- Category: Common Cooling Issues
- Published: 21 November 2013
FREEZING-UP– a condition where the indoor coil and sometimes the connecting lines, become covered with ice. This is generally accompanied by a loss of airflow from the registers. There are two basic reasons for an air conditioner to “Freeze-Up”:
- Low refrigerant – When an air conditioning system has a leak and loses some of its refrigerant, it may begin slowly freezing at the inlet of the indoor coil. In mild weather conditions, a “low-charge” unit may go un-noticed since runtimes are relatively low. However, when the outdoor temperature gets high and the air conditioner has to run longer to cool the space, the ice build-up can cover the entire coil and spread all the way to the outdoor unit.
- Low airflow – The outdoor unit of your air conditioning system pumps a fixed amount of cooling to the indoor coil. This cooling must be offset with an equal amount of heat absorbed from the air in your home. This heat is absorbed as the indoor blower moves air across the indoor coil. If there is insufficient air delivered across the coil (more cooling than heating), ice will form on the indoor coil and can spread all the way to the outdoor unit. Low airflow can be caused by a dirty air filter, a dirty indoor coil, closed or blocked air registers, a bad blower motor, or improperly-sized ductwork.

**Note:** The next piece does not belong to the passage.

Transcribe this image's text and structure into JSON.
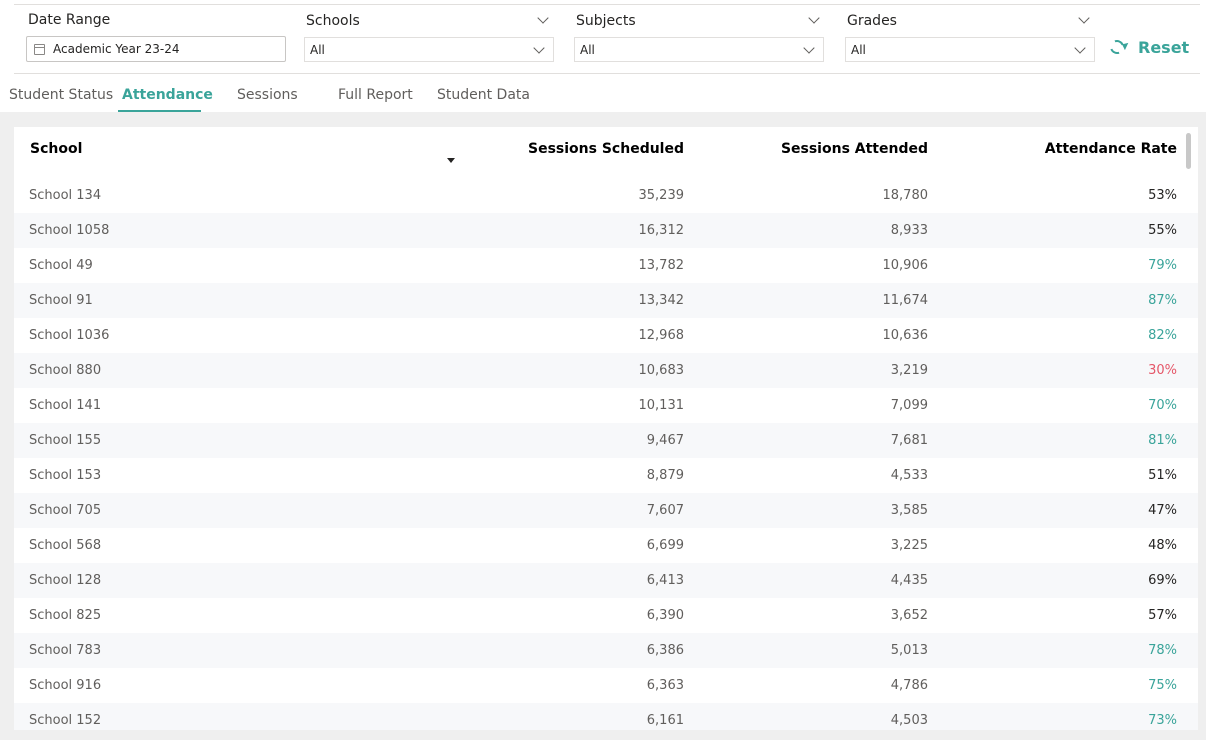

Both conditions have the same final result, so it may be difficult to determine the cause. However, there are some telling signs.
An air conditioner with the correct amount of refrigerant and airflow will drop the temperature of the air 15 – 18 deg. F. as it moves across the indoor coil.
An air conditioner with low airflow will experience decreased air velocity from the registers and the temperature drop will be more than normal (colder air). If you experience these symptoms, check the system for causes of low airflow – clogged air filter, blocked or closed registers, loose blower belt, etc.
When a freeze-up is caused by low refrigerant, it is usually accompanied by normal air velocity from the registers but a warmer air temperature. A lower than normal temperature drop (warmer air) may indicate low refrigerant charge. A qualified service technician is recommended to check or add refrigerant.
WHAT TO DO:
In either case, when the indoor coil becomes frozen, the air conditioner must be turned off in order to thaw. Turn the thermostat “System” switch to the “Off” position. You may want to turn the “Fan” switch to the “On” position. This will continue to provide warm air to the frozen coil and speed the thawing process. Watch the Video.
* Be aware that as a frozen coil thaws, there may be an excessive amount of water that will not necessarily go out the condensate drain. Take necessary water precautions – especially with a unit in an attic.